Spiritualized
Radio City Music Hall
Friday, July 30
Jason Pierce sits on a chair at stage left in Radio City Music Hall in front of a backdrop of hi-watt stars with what looks to be 29 other people. He wears white, says nothing, and only gets up from his chair once, to leave. The onstage excess includes two other guitarists, a robed gospel choir, and a guy playing kettledrum and little cymbals to ensure the live performance has as much gratuitous boom and crash as the music does on record. Radio City Music Hall seems only semi-prepared for how loud everything is.
Ladies and Gentlemen We Are Floating in Space is an album Pierce recorded in 1997 and promises he’s only playing top-down this one last time–a promise that draws out the rock tourists, the bedroom astronauts, and the dedicated students of the late-90s alt-music canon. It’s an album filled with steroidal lullabies; Stax and southern blues-rock songs played with the blissful repetitions of 60s minimalism; noise and feedback breakdowns; choirs and orchestras; complaints of heartbreak and loads of drugs. It is British, and extremely fucking cool in that egomaniacal, rock-and-roll sense of the word.
The myth about Ladies and Gentlemen is that Pierce wrote and recorded it after his girlfriend, Kate Radley–who was also Spiritualized’s keyboardist at the time–left him abruptly for the Verve’s Richard Ashcroft. Unmoored, Pierce–who never seemed to have a problem taking every drug in front of him–went into a life-muting spiral of so on and so forth. Pierce has always denied this, and subsequent interviews by former bandmates have suggested that he was not only conscious on a medical level, but with-it enough to do a clever job of cheating them out of some money.
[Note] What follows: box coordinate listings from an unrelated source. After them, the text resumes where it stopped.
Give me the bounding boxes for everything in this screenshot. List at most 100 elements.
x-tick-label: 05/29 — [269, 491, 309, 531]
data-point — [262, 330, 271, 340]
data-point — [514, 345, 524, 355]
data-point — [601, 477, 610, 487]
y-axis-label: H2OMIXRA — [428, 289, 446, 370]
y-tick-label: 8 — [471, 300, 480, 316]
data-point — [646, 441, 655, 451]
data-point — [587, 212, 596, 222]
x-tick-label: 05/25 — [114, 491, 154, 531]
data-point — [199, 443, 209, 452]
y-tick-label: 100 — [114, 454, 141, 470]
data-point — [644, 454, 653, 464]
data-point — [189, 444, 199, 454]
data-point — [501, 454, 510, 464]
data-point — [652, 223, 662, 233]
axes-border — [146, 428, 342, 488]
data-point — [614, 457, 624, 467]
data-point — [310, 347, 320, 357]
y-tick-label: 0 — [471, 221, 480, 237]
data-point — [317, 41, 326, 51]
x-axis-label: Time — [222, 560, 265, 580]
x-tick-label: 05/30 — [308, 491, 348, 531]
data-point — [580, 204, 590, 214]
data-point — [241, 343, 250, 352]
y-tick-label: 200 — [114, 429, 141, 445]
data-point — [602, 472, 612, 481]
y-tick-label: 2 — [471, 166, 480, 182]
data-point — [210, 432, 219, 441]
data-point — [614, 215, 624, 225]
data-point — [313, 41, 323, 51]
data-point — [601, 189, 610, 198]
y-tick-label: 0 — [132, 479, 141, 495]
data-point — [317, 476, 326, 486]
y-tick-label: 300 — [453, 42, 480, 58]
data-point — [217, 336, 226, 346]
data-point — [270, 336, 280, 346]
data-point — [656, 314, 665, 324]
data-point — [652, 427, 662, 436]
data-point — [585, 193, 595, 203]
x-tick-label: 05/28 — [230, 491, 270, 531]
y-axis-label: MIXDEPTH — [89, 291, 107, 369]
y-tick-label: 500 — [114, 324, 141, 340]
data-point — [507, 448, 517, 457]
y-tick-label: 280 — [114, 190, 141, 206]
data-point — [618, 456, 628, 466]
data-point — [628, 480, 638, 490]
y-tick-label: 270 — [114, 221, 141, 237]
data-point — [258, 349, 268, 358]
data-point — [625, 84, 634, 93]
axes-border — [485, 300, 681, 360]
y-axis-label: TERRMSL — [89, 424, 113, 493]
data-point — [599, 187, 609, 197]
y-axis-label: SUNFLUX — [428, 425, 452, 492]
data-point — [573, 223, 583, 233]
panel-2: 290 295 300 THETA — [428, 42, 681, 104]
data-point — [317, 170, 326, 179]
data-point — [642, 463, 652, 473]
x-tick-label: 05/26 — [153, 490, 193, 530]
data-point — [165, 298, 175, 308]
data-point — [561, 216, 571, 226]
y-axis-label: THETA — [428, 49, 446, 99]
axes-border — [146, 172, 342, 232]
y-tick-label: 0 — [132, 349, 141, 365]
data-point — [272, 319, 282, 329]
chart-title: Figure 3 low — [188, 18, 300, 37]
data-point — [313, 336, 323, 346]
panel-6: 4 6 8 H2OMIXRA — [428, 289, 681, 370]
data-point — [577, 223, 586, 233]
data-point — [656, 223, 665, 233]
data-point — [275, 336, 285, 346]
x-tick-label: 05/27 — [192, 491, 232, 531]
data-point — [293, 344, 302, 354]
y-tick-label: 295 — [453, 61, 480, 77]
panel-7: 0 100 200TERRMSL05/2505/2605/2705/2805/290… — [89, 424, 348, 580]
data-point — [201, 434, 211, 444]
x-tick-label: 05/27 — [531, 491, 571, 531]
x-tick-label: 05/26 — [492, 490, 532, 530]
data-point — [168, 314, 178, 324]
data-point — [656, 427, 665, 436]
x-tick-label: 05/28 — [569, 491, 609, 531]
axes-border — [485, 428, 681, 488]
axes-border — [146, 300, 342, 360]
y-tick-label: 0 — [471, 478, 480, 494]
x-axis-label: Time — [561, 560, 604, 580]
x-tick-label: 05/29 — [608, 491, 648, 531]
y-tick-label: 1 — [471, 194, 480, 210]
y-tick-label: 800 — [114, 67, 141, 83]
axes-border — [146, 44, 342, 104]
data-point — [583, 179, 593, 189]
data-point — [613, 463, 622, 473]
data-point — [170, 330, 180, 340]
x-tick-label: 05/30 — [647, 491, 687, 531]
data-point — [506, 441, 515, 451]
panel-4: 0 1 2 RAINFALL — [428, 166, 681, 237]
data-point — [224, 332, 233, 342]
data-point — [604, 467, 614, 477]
Still, hearing him play through the songs on Friday night, I kept thinking that there must’ve been some part of him that understood the material well enough to write it with all the unselfconsciousness and ego you’d probably have stored up if you were actually a heartbroken drug addict. (Another reading reason I’ve always had a hard time believing the record didn’t at least partially involve Pierce’s autobiography is because Spiritualized’s previous albums, Lazer Guided Melodies and Pure Phase, mimic the oceanic warmth of drugs while Ladies and Gentlemen mimics the chaos and misery of coming off them. I’ve always preferred the earlier ones because they sound gorgeous, ignorant, and happy.) The best line here isn’t “All I want in life’s a little bit of love to help and take the pain away,” it’s “I don’t even miss you but that’s ’cause I’m fucked up”–the suggestion being that he realized drugs aren’t making him happy, just standing between him and misery.
The first thing we hear in the hall is Kate Radley’s voice over a telephone saying the album’s title. I’d imagined how this call went every time I heard the album, and only got a good sense of how recently, when Ladies and Gentlemen was re-released with bonus material. Pierce calls and she answers the phone with the phrase. He hangs up and calls again. She repeats it, over and over. At the beginning, she sounds dreamy, but by the end sounds bored.
The band–if you call 30 people segregated into sections a band–stretches each song out beyond its already-long original running time. This is more welcome on the pretty songs than the noisy ones, because it’s the pretty ones that seem the most committed to the possibility that music can transcend life’s banal nastiness (or at least the banal nastiness of the narrator’s life when he’s coming down and lonely). There is no acknowledgement of the crowd, and Pierce’s small concession to dynamics is to tap his foot.
I get a little anxious and bored wondering why the majority of Spiritualized fans consider Ladies and Gentlemen “the classic.” (A companion comes back from the merch table in the lobby saying, “There were some special T-shirts made for the performance that are pretty cool, but they’re $80.” $80?) I always thought Ladies‘ cacophony was routine, and some of the lyrics are as hard to listen to as a friend who never really stops complaining. But on some of the songs–including the title track–I arrive at what feels like the logical conclusion that the performance should go on forever.